Use a calculator. Mine says zero.
Never trust a calculator. Check: 0*0 equals zero. The 4-bit idiot may be right.
> surely that neutral conductor is now underrated?
3 is a big number. Look at a "2-phase" (actually split single-phase) supply. When current flows one way in loop A it flows the other way in loop B. If loads A and B are equal, the neutral has NO current. If A and B don't balance, the *difference* (not sum) flows in "neutral". If B has been evicted and only A is pulling power, the A-line and "neutral" currents are equal.
In = Ia-Ib or In = Ib-Ia depending on magnitude.
The neutral current is never(*) more than either line current. Nominal max load: A-line and B-line flow 100 Amps, neutral flows zero (why we call it neutral): Worst-case A-line and "neutral" flow 100 Amps, B-line flows zero Amps. Either way we have two conductors flowing 100A and one loafing.
3-phase theory is trickier but the result is the same.

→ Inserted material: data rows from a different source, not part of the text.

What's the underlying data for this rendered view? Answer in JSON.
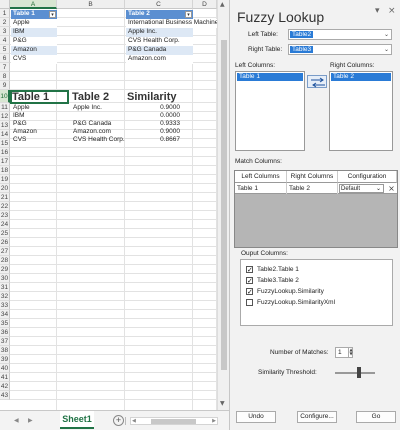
{
  "sheet": {
    "columns": [
      "A",
      "B",
      "C",
      "D"
    ],
    "rows": [
      "1",
      "2",
      "3",
      "4",
      "5",
      "6",
      "7",
      "8",
      "9",
      "10",
      "11",
      "12",
      "13",
      "14",
      "15",
      "16",
      "17",
      "18",
      "19",
      "20",
      "21",
      "22",
      "23",
      "24",
      "25",
      "26",
      "27",
      "28",
      "29",
      "30",
      "31",
      "32",
      "33",
      "34",
      "35",
      "36",
      "37",
      "38",
      "39",
      "40",
      "41",
      "42",
      "43"
    ],
    "table1": {
      "header": "Table 1",
      "values": [
        "Apple",
        "IBM",
        "P&G",
        "Amazon",
        "CVS"
      ]
    },
    "table2": {
      "header": "Table 2",
      "values": [
        "International Business Machines",
        "Apple Inc.",
        "CVS Health Corp.",
        "P&G Canada",
        "Amazon.com"
      ]
    },
    "results": {
      "headers": [
        "Table 1",
        "Table 2",
        "Similarity"
      ],
      "rows": [
        {
          "t1": "Apple",
          "t2": "Apple Inc.",
          "sim": "0.9000"
        },
        {
          "t1": "IBM",
          "t2": "",
          "sim": "0.0000"
        },
        {
          "t1": "P&G",
          "t2": "P&G Canada",
          "sim": "0.9333"
        },
        {
          "t1": "Amazon",
          "t2": "Amazon.com",
          "sim": "0.9000"
        },
        {
          "t1": "CVS",
          "t2": "CVS Health Corp.",
          "sim": "0.8667"
        }
      ]
    },
    "tab_name": "Sheet1",
    "add_sheet": "+"
  },
  "pane": {
    "title": "Fuzzy Lookup",
    "controls": {
      "options": "▾",
      "close": "×"
    },
    "left_table_label": "Left Table:",
    "left_table_value": "Table2",
    "right_table_label": "Right Table:",
    "right_table_value": "Table3",
    "left_columns_label": "Left Columns:",
    "left_columns": [
      "Table 1"
    ],
    "right_columns_label": "Right Columns:",
    "right_columns": [
      "Table 2"
    ],
    "match_columns_label": "Match Columns:",
    "match_headers": [
      "Left Columns",
      "Right Columns",
      "Configuration"
    ],
    "match_row": {
      "left": "Table 1",
      "right": "Table 2",
      "config": "Default",
      "remove": "×"
    },
    "output_columns_label": "Ouput Columns:",
    "output_columns": [
      {
        "label": "Table2.Table 1",
        "checked": true
      },
      {
        "label": "Table3.Table 2",
        "checked": true
      },
      {
        "label": "FuzzyLookup.Similarity",
        "checked": true
      },
      {
        "label": "FuzzyLookup.SimilarityXml",
        "checked": false
      }
    ],
    "number_of_matches_label": "Number of Matches:",
    "number_of_matches": "1",
    "similarity_threshold_label": "Similarity Threshold:",
    "similarity_threshold": 0.6,
    "buttons": {
      "undo": "Undo",
      "configure": "Configure...",
      "go": "Go"
    }
  }
}
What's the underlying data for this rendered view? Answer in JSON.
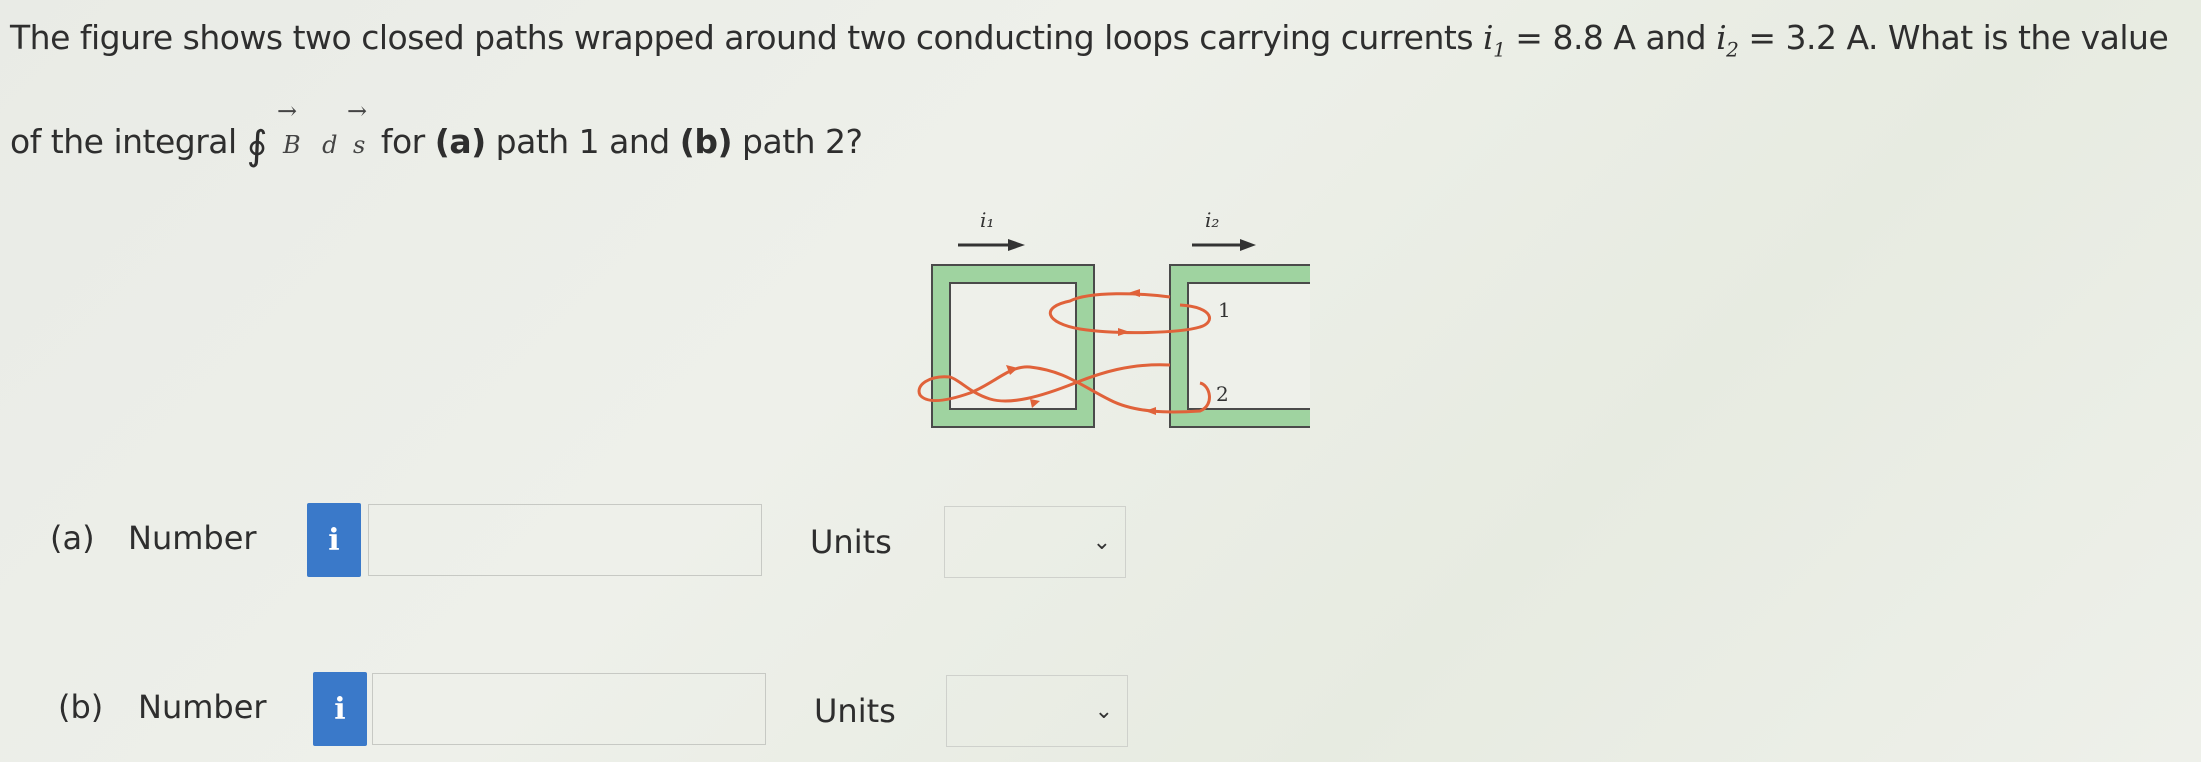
{
  "question": {
    "line1_prefix": "The figure shows two closed paths wrapped around two conducting loops carrying currents ",
    "i1_symbol": "i",
    "i1_sub": "1",
    "i1_value": " = 8.8 A and ",
    "i2_symbol": "i",
    "i2_sub": "2",
    "i2_value": " = 3.2 A. What is the value",
    "line2_prefix": "of the integral ",
    "integral_symbol": "∮",
    "vec_B": "B",
    "vec_d": "d",
    "vec_s": "s",
    "arrow": "→",
    "line2_suffix_pre": "for ",
    "part_a_tag": "(a)",
    "line2_mid": " path 1 and ",
    "part_b_tag": "(b)",
    "line2_end": " path 2?"
  },
  "figure": {
    "current1_label": "i₁",
    "current2_label": "i₂",
    "path1_label": "1",
    "path2_label": "2",
    "colors": {
      "loop_fill": "#9fd3a0",
      "loop_edge": "#4a4a4a",
      "path": "#e0623a"
    }
  },
  "parts": [
    {
      "tag": "(a)",
      "number_label": "Number",
      "info_icon": "i",
      "number_value": "",
      "units_label": "Units",
      "units_value": ""
    },
    {
      "tag": "(b)",
      "number_label": "Number",
      "info_icon": "i",
      "number_value": "",
      "units_label": "Units",
      "units_value": ""
    }
  ],
  "chevron": "⌄"
}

The neutral current is never(*) more than any of the line currents.
Look in to high order harmonics.
Often "it may be assumed" to be much less. A factory may be a lot of 3-phase motors. These will always draw equally from each phase, and the neutral current will sum to zero. Ah, but you may have a 1-Ph tea-pot. So maybe 600A for motors and 10A for tea-pot. The neutral is more than decoration but can be much smaller than the lines. Nevertheless, most codes require it be 50%-80% of line capacity.
No argument, with the proviso for harmonics.

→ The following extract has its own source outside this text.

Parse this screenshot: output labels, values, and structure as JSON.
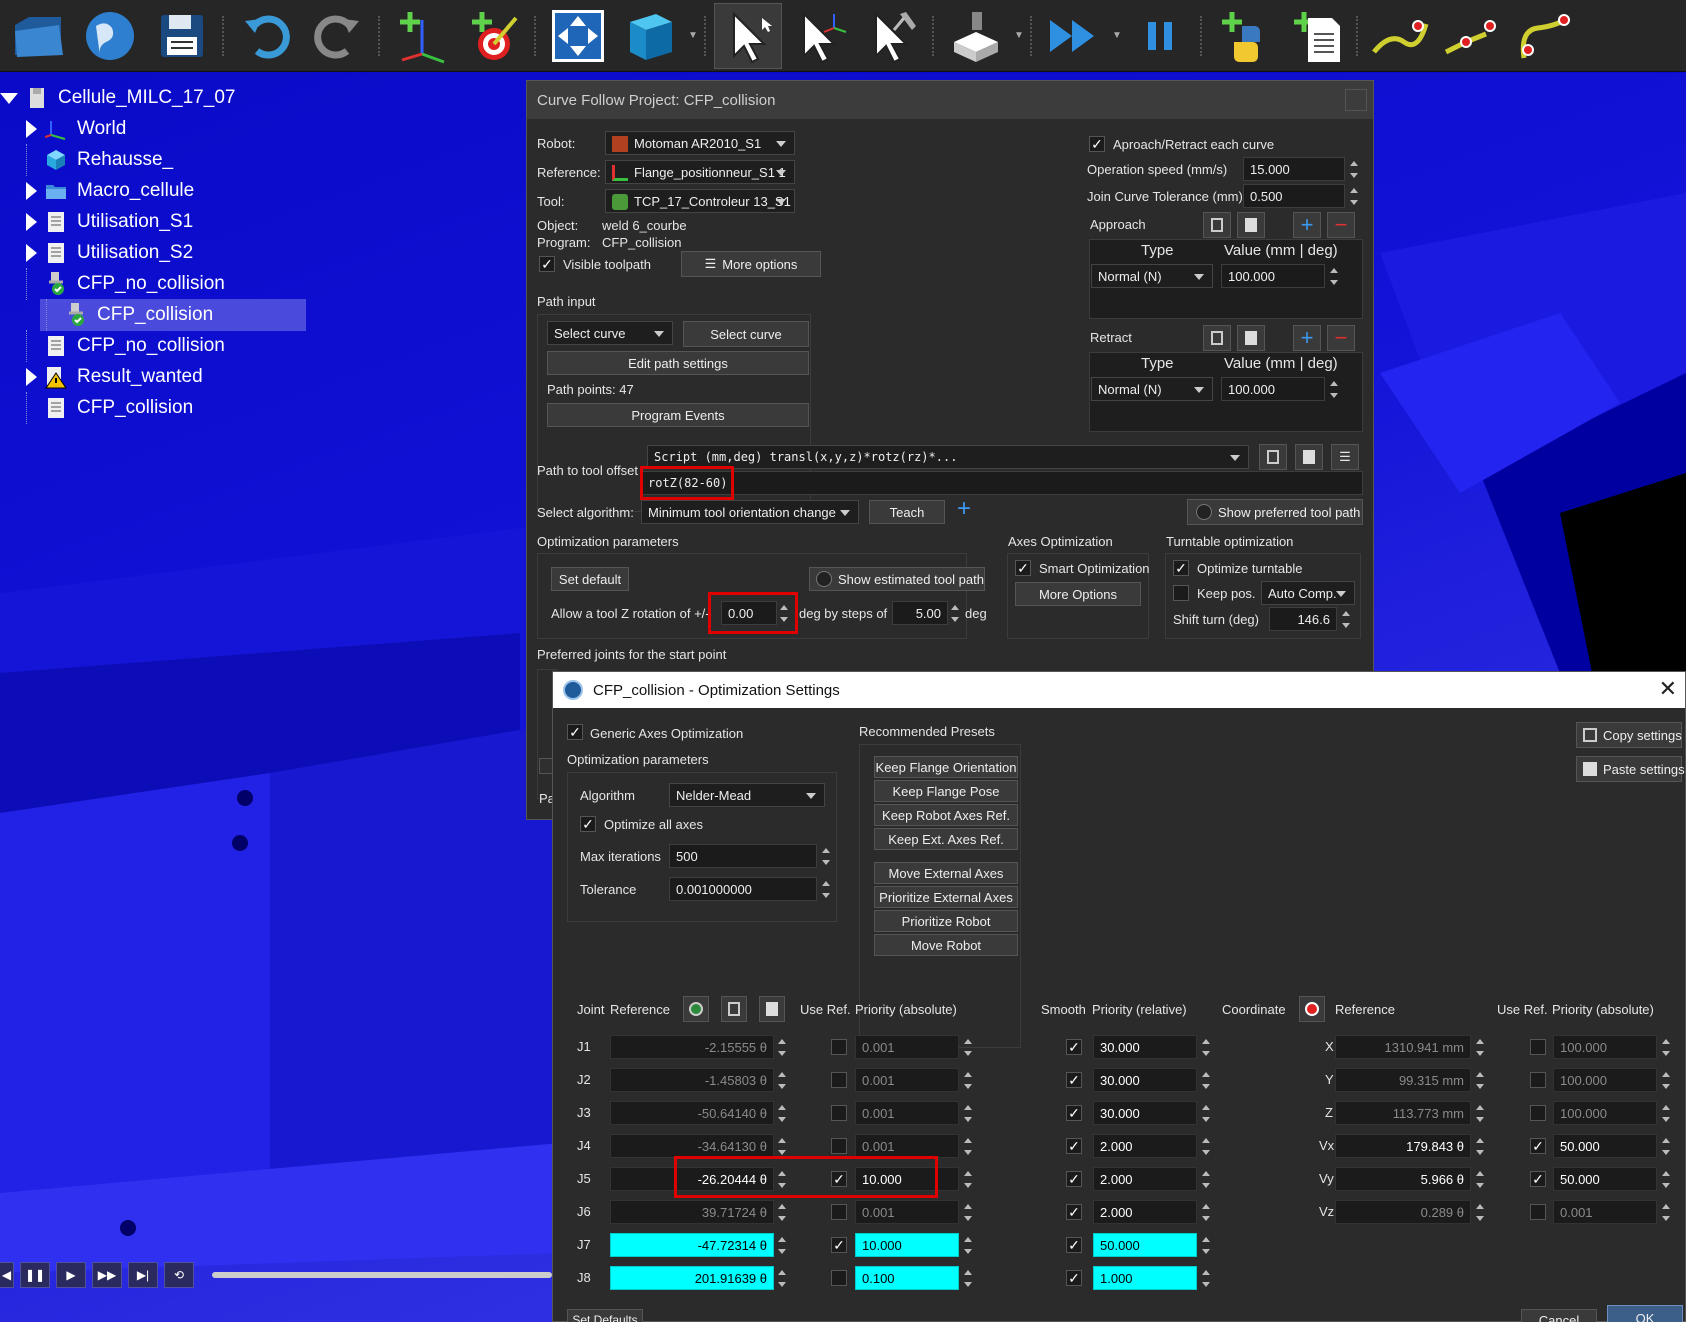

So even if this were a factory converted to flats, it is un-likely the tenant loads would be both large and SO un-balanced as to burn the "neutral". (If loads are not-large, which in residences is true 95% of the time, then even a large percent unbalance is a small current and not a problem.)
But it happens on a regular basis.
A typical residence may pull 0A-5A for lights, 0A-5A for TV etc, and 25A for holiday cooking. If A B and C are busy in the kitchen, the loads near-balance and the neutral current is small. If A is cooking but B and C went out, that's 25+A in A-line but maybe 2A in B and C. The "neutral" has strong current but B and C lines are cool, the cable won't overheat. While the "neutral" will run warm, the negligible heat in B and C conductors means it is probably safe; anyway cooking loads may run 2 hours but not a full 8 hours steady.
The idea of correctly sizing cable is that they don't run "warm"
(*) There is a special case when MOST loads are DC power supplies. Capacitor-input rectifiers draw large spikes which violate the "sine current" assumptions of classic theory. The rectifier spikes do NOT cancel in the neutral, and can exceed current in any line. When LARGE computer systems grew, some neutrals burned off. The first fix is an oversize neutral. Even so the cost and spikes are troubling. Recently most large DC supplies are "PFC" to draw a sine-like current waveshape which is less nasty, and does mostly cancel to the neutral.